In short, failing at sufficiently portraying your gender through “bodily styles” will result in punishment, which is often in the form of alienation. The Lady Orlando confuses her society with her transformation. In a way, her failure to be Lord Orlando, a man, sees her cast out of her rightful home, and, in turn, alienated by society. In Orlando’s climatic scene, the Lady Orlando and her lover, Shelmardine, discuss the common perception regarding gender. “If I were a man,” Muses the newly-female Orlando, “might choose not to risk my life for an uncertain cause.
I might think that freedom won by death is not worth having. ” Shelmardine argues that, in the eyes of society, this would be to “choose not to be a real man at all”. He, in turn, mocks the stereotype observations regarding women; “Say if I were a woman; I might choose not to sacrifice my life caring for my children. Or my children’s children. Or to drown anonymously in the milk of female kindness. But instead choose to go abroad. Would I then be –”, (here Orlando interrupts him), “A real woman? ” Yet it is this conversation, the embodiment of Butler’s theories on gender performance, which bring Orlando to the ealisation that she longs for a child. Not to earn back her home through her heir, and not to better portray the behaviour of a woman, but simply to have the companionship and love she always longed for. Orlando’s eponymous character is a human, if fictional, personification of Judith Butler’s many theses regarding gender. Orlando’s gender does not change her character in any way, she is the “same person. No difference at all. ” She does not understand that, to be accepted, she must perform the role of ‘woman’ to avoid confusing her peers. This is something she simply can’t do; she is who she is.

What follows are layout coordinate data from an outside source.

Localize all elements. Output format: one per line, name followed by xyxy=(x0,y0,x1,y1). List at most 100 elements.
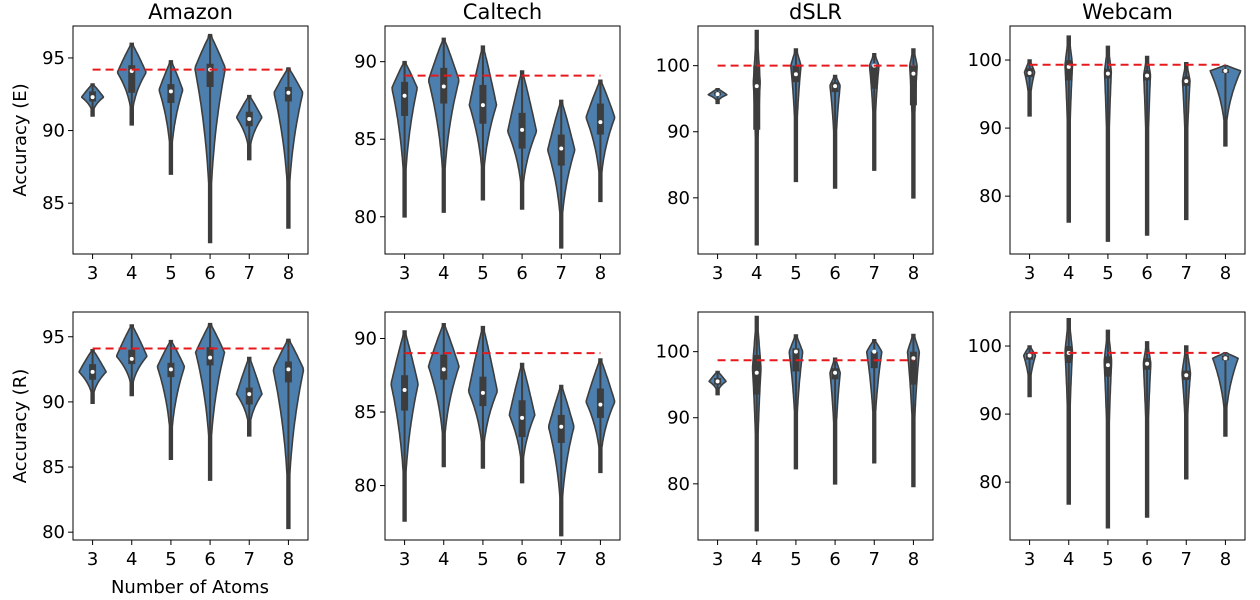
y-tick-label: 85 xyxy=(42,457,65,478)
x-tick-label: 3 xyxy=(399,549,410,570)
iqr-box-8 xyxy=(909,65,917,106)
median-dot-8 xyxy=(911,71,916,76)
median-dot-3 xyxy=(402,93,407,98)
median-dot-5 xyxy=(1105,363,1110,368)
plot-frame xyxy=(384,25,621,255)
x-tick-label: 8 xyxy=(595,549,606,570)
y-tick-label: 90 xyxy=(354,328,377,349)
median-dot-4 xyxy=(754,370,759,375)
y-tick-label: 85 xyxy=(354,402,377,423)
x-tick-label: 3 xyxy=(87,549,98,570)
x-tick-label: 8 xyxy=(908,549,919,570)
x-tick-label: 4 xyxy=(751,549,762,570)
y-tick-label: 80 xyxy=(42,522,65,543)
median-dot-6 xyxy=(833,370,838,375)
y-tick-label: 80 xyxy=(354,476,377,497)
iqr-box-8 xyxy=(284,361,292,383)
x-tick-label: 4 xyxy=(438,549,449,570)
y-tick-label: 95 xyxy=(42,48,65,69)
y-tick-label: 100 xyxy=(968,50,1002,71)
iqr-box-4 xyxy=(128,65,136,93)
y-tick-label: 90 xyxy=(42,392,65,413)
panel-7: 80 90 100 3 4 5 6 7 8 xyxy=(968,311,1246,570)
y-axis-label: Accuracy (E) xyxy=(10,83,31,196)
y-axis-label: Accuracy (R) xyxy=(10,369,31,483)
x-tick-label: 5 xyxy=(790,549,801,570)
x-tick-label: 7 xyxy=(1181,549,1192,570)
x-tick-label: 6 xyxy=(516,263,527,284)
x-tick-label: 7 xyxy=(244,263,255,284)
x-tick-label: 6 xyxy=(204,549,215,570)
panel-title: Webcam xyxy=(1082,0,1173,24)
median-dot-3 xyxy=(90,369,95,374)
median-dot-8 xyxy=(911,356,916,361)
y-tick-label: 90 xyxy=(979,118,1002,139)
x-tick-label: 8 xyxy=(1220,549,1231,570)
median-dot-4 xyxy=(129,356,134,361)
y-tick-label: 100 xyxy=(656,56,690,77)
median-dot-7 xyxy=(1184,373,1189,378)
x-tick-label: 7 xyxy=(556,263,567,284)
x-tick-label: 3 xyxy=(1024,263,1035,284)
y-tick-label: 90 xyxy=(979,404,1002,425)
iqr-box-8 xyxy=(909,351,917,385)
plot-frame xyxy=(697,25,934,255)
iqr-box-4 xyxy=(753,65,761,130)
median-dot-8 xyxy=(598,402,603,407)
median-dot-4 xyxy=(1066,64,1071,69)
median-dot-5 xyxy=(480,103,485,108)
x-tick-label: 5 xyxy=(477,549,488,570)
x-tick-label: 7 xyxy=(869,263,880,284)
x-tick-label: 6 xyxy=(1141,549,1152,570)
x-tick-label: 6 xyxy=(829,263,840,284)
y-tick-label: 80 xyxy=(667,188,690,209)
x-tick-label: 3 xyxy=(399,263,410,284)
panel-title: dSLR xyxy=(789,0,842,24)
median-dot-5 xyxy=(793,349,798,354)
x-axis-label: Number of Atoms xyxy=(111,577,269,598)
median-dot-8 xyxy=(286,90,291,95)
median-dot-5 xyxy=(168,367,173,372)
x-tick-label: 5 xyxy=(1102,549,1113,570)
y-tick-label: 90 xyxy=(354,52,377,73)
panel-0: 85 90 95 3 4 5 6 7 8 Amazon Accuracy (E) xyxy=(10,0,309,284)
median-dot-8 xyxy=(598,120,603,125)
iqr-box-3 xyxy=(401,375,409,411)
median-dot-7 xyxy=(872,349,877,354)
x-tick-label: 7 xyxy=(1181,263,1192,284)
plot-frame xyxy=(1009,25,1246,255)
median-dot-6 xyxy=(520,415,525,420)
y-tick-label: 95 xyxy=(42,327,65,348)
x-tick-label: 6 xyxy=(829,549,840,570)
median-dot-8 xyxy=(1223,68,1228,73)
x-tick-label: 8 xyxy=(283,549,294,570)
x-tick-label: 7 xyxy=(244,549,255,570)
x-tick-label: 4 xyxy=(126,263,137,284)
median-dot-8 xyxy=(1223,356,1228,361)
x-tick-label: 5 xyxy=(1102,263,1113,284)
x-tick-label: 5 xyxy=(165,263,176,284)
x-tick-label: 8 xyxy=(1220,263,1231,284)
median-dot-5 xyxy=(1105,71,1110,76)
y-tick-label: 85 xyxy=(42,193,65,214)
panel-title: Caltech xyxy=(463,0,542,24)
median-dot-5 xyxy=(168,89,173,94)
median-dot-5 xyxy=(480,390,485,395)
y-tick-label: 85 xyxy=(354,129,377,150)
iqr-box-4 xyxy=(440,354,448,380)
y-tick-label: 90 xyxy=(667,122,690,143)
x-tick-label: 7 xyxy=(556,549,567,570)
panel-1: 80 85 90 3 4 5 6 7 8 Caltech xyxy=(354,0,621,284)
x-tick-label: 8 xyxy=(908,263,919,284)
median-dot-3 xyxy=(402,387,407,392)
median-dot-3 xyxy=(1027,70,1032,75)
iqr-box-5 xyxy=(167,84,175,103)
median-dot-7 xyxy=(559,424,564,429)
x-tick-label: 5 xyxy=(477,263,488,284)
x-tick-label: 3 xyxy=(87,263,98,284)
iqr-box-7 xyxy=(870,65,878,89)
median-dot-7 xyxy=(247,392,252,397)
median-dot-3 xyxy=(90,95,95,100)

Yet she is punished for her failure to be a man, or to behave like a woman. In the end, she ceases to care or worry about her gender identity. She is a mother, happy with the companion she always craved. Her identity is simply: Orlando. Bibliography * Butler, J. (1988) Performative Acts and Gender Constitutions. In Rivkin, J & Ryan, M ‘Literary Theory: An Anthology, Second Edition’ (pp. 900 – 911). United Kingdom: Blackwell Publishing. * Butler, J. (2004) Undoing Gender. United States: Routledge. * Potter, S. (Director). 1992. Orlando. [Motion Picture]. United Kingdom.